From 1872 until at least 1878, Haviland, formerly a commission agent working in partnership with William H. Clark, maintained a shop on the first level of the building, initially as a wholesale shipping merchant and later as a wholesale grocer.

Architectural evidence suggests that when the building was constructed in the 1860s, the second, third, and mansard roof levels each contained one large apartment. In the twentieth century, the apartments were divided into smaller units that underwent numerous modifications. Today, the staircases located at the front and back of the building are used to access the apartments; however, in the nineteenth century, only the front staircase was for the use of residents while the back staircase, accessed by a door on the west elevation, was used strictly by the servants of the families who occupied the apartments.

From 1883 to 1896, the Home for the Aged, which was incorporated on May 10, 1883, rented the building as a temporary residence before acquiring its permanent home located at the intersection of South Seventh and Union Streets. When established, the Home for the Aged was the only charitable institution in the State of New York to bear that title. After arrangements had been made to rent the building at the southeast corner of Union and Fifth Streets, the organization made a public appeal for furnishings, which resulted in a steady flow of donated items including Brussels and Wilton carpeting and straw matting to cover the floors of the residents' rooms.

After the Home for the Aged vacated 501 Union Street, the property served once again as an apartment building.

The period image is the cover illustration from Decennial Souvenir, 1893: Home for the Aged, Hudson, New York, and shows the building as it appeared toward the end of the 19th century.


  1. As you recall, Carole, the house next to it, 34-36 S Fifth Street, where we lived for several years, is listed as the John T. Haviland House.


    1. Byrne--I was going to point this out in an addendum to this post, but thank you for doing it for me. Learning that John Haviland built 501 Union Street made me wonder why someone would build such a big building in such close proximity to his own home, but I guess the 19th century had different notions of density.

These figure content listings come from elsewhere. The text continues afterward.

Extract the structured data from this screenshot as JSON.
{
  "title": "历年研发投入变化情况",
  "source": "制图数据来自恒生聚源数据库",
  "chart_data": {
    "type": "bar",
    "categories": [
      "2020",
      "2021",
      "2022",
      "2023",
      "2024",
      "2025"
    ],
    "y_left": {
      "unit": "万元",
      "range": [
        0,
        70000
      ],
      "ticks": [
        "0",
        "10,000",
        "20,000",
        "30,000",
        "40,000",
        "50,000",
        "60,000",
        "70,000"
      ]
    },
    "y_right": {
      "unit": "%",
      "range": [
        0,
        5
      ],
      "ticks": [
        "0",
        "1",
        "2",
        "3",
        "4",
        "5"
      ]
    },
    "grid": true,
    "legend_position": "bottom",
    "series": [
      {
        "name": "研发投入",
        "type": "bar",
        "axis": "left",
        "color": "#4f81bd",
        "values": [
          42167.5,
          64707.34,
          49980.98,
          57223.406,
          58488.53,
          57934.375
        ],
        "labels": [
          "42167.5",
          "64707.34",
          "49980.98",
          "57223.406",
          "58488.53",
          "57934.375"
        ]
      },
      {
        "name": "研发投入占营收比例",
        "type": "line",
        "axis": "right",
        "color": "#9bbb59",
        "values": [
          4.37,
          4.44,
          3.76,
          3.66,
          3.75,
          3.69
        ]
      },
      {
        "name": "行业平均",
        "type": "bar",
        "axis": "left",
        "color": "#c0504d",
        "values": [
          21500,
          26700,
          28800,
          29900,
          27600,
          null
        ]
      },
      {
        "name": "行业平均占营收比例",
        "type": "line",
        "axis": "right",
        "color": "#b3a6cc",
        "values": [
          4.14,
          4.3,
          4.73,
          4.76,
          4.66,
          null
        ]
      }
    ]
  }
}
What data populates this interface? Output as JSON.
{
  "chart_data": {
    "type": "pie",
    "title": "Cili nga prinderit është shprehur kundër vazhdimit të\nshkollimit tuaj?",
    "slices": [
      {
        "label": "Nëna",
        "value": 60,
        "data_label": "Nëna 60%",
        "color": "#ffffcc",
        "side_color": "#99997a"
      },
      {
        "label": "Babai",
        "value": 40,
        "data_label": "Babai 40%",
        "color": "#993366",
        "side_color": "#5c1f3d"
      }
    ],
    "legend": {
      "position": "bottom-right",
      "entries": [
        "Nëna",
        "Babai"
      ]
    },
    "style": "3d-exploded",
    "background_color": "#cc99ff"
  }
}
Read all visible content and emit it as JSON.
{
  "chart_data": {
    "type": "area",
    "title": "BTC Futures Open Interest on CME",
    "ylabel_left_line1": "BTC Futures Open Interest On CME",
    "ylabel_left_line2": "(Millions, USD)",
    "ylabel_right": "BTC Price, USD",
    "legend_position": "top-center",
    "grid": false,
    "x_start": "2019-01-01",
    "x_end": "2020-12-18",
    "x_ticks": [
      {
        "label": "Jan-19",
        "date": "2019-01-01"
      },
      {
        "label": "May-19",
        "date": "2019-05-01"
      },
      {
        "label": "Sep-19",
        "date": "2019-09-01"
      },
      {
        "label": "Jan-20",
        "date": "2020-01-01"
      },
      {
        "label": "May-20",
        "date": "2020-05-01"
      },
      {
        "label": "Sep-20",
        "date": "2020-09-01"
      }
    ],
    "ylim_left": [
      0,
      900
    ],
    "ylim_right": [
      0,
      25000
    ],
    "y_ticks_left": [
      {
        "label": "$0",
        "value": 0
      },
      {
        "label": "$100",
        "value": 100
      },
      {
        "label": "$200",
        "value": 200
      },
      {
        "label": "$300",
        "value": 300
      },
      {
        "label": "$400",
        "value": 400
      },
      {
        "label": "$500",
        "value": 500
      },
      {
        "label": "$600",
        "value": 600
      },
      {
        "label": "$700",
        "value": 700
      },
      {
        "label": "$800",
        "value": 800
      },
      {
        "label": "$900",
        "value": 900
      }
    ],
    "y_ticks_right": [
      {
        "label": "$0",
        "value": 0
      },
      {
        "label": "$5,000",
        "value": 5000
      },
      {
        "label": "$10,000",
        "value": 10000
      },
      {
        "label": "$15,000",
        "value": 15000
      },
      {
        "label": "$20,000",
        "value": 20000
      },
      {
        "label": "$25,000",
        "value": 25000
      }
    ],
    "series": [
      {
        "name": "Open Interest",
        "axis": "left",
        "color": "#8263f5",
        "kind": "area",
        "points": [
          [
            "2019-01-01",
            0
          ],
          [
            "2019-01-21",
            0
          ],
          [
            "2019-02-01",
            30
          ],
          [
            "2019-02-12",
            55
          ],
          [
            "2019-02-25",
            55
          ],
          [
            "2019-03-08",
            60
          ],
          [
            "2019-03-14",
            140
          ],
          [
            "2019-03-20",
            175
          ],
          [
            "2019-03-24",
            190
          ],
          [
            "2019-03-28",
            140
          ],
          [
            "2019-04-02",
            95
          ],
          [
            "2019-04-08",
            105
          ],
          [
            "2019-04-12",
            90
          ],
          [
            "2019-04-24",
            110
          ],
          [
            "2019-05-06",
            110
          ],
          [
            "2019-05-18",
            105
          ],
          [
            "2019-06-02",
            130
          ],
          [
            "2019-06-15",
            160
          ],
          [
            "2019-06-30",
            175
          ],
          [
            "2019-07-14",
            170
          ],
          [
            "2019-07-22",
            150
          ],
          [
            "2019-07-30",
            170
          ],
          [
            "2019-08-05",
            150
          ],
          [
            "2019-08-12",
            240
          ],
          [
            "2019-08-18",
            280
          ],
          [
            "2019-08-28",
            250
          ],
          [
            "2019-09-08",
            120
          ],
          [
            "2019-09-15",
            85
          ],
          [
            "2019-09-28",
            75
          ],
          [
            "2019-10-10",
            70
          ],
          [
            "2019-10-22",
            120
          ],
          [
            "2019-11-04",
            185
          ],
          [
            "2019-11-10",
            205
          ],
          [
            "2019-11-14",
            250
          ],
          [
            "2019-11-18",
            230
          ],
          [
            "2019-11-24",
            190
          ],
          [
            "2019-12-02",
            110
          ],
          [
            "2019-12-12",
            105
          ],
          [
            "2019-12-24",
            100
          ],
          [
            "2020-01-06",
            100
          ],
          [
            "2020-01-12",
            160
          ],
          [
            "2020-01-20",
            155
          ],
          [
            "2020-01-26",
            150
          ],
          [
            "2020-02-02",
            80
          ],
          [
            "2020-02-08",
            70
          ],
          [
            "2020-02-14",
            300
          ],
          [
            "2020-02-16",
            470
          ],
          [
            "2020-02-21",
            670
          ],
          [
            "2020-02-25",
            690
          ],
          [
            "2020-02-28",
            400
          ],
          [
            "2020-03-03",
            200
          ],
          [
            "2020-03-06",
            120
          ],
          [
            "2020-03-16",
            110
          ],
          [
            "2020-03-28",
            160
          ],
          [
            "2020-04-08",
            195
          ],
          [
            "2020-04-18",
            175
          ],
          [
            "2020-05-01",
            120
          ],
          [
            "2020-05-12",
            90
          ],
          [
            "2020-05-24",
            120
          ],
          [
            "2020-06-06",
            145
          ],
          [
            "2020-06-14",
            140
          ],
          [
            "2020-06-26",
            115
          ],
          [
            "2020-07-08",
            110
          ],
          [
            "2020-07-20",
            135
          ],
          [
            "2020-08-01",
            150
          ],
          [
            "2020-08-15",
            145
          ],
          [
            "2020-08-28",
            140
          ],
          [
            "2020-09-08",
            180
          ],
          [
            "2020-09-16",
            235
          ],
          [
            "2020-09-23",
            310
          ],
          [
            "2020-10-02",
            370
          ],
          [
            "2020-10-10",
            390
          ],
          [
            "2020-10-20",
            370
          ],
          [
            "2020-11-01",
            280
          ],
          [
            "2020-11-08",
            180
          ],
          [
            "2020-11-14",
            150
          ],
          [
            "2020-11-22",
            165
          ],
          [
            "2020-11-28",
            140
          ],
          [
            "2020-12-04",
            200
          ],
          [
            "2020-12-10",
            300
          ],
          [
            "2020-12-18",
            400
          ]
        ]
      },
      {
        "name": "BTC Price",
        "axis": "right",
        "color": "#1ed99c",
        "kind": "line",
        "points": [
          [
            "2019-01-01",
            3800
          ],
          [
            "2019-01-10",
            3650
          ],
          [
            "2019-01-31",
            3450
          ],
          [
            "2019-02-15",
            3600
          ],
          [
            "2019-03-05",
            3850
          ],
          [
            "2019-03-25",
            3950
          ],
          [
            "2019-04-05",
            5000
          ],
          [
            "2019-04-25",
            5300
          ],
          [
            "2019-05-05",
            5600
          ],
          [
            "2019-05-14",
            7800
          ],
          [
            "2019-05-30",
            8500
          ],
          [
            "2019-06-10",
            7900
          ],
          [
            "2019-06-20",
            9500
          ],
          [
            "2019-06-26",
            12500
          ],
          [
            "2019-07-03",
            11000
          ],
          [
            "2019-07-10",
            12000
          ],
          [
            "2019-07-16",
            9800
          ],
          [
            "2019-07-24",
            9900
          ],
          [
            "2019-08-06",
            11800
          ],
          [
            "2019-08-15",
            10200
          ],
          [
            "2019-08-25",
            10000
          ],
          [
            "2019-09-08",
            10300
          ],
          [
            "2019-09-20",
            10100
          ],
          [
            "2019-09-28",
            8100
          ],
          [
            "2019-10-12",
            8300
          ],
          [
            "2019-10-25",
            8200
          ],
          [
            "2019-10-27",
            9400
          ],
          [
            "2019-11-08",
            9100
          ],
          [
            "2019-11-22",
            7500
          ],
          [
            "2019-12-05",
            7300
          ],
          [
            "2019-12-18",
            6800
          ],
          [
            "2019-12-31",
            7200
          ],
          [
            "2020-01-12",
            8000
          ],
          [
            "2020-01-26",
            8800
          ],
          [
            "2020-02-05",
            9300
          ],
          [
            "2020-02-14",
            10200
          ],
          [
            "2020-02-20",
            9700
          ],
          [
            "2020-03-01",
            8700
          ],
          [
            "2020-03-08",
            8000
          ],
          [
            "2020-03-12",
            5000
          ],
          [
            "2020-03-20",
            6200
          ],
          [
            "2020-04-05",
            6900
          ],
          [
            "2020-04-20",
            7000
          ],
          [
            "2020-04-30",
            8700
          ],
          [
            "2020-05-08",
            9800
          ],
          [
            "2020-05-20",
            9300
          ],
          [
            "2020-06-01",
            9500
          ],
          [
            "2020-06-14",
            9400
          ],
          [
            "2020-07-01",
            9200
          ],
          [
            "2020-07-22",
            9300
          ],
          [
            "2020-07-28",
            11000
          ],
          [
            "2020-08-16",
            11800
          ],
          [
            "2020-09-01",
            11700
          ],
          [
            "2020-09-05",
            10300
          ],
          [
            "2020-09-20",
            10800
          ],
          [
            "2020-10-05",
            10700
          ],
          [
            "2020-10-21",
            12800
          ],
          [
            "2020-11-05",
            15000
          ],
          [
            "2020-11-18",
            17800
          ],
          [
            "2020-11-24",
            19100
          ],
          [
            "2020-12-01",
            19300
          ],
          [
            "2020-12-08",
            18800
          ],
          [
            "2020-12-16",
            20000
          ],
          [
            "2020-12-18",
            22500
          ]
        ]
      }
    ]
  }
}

  2. Dear Byrne and Carol,

    I would like to share with you some details of the history of the lot at 501 Union Street. In 1860, John T. Haviland purchased from Phebe Beekman, Maritta Beekman, and William Hannah three separate lots on the south side of Union Street, near the intersection with Fifth Street. The lots were combined to form a parcel of land one hundred twenty-five feet wide (along Union, starting from the intersection of Union and Fifth Streets) by one hundred twenty feet deep (along South Fifth Street, starting from the intersection of Union and Fifth Streets). This large parcel included the lot on which Byrne's former house stands.

    In the 1870s, Haviland started selling off parts of his large 125 ft. x 120 ft. lot, ultimately reducing in size the lot on which the Second Empire-style apartment building stands to a parcel 75 ft. wide by 70 ft. deep--the current-day dimensions of the lot at 501 Union Street.

    The 1873 map of the city of Hudson indicates that a structure was standing on the lot that later became 34-36 South Fifth Street, and that Haviland was still the owner of this lot. There is a possibility that Haviland constructed the building on the lot, but Hudson city directories indicate that he never resided at 34-36 South Fifth Street. As a matter of fact, I found in 1860s issues of Hudson newspapers advertisements that announced the availability of 34-36 South Fifth Street for rent. In light of the fact that Haviland never resided at either 34-36 South Fifth Street or 501 Union Street, but maintained only a business on the first level of 501 Union, and in consideration of the fact that he rented 34-36 North Fifth Street as well as the apartments in the upper floors of 501 Union Street, we can conclude that these properties were business investments for Haviland.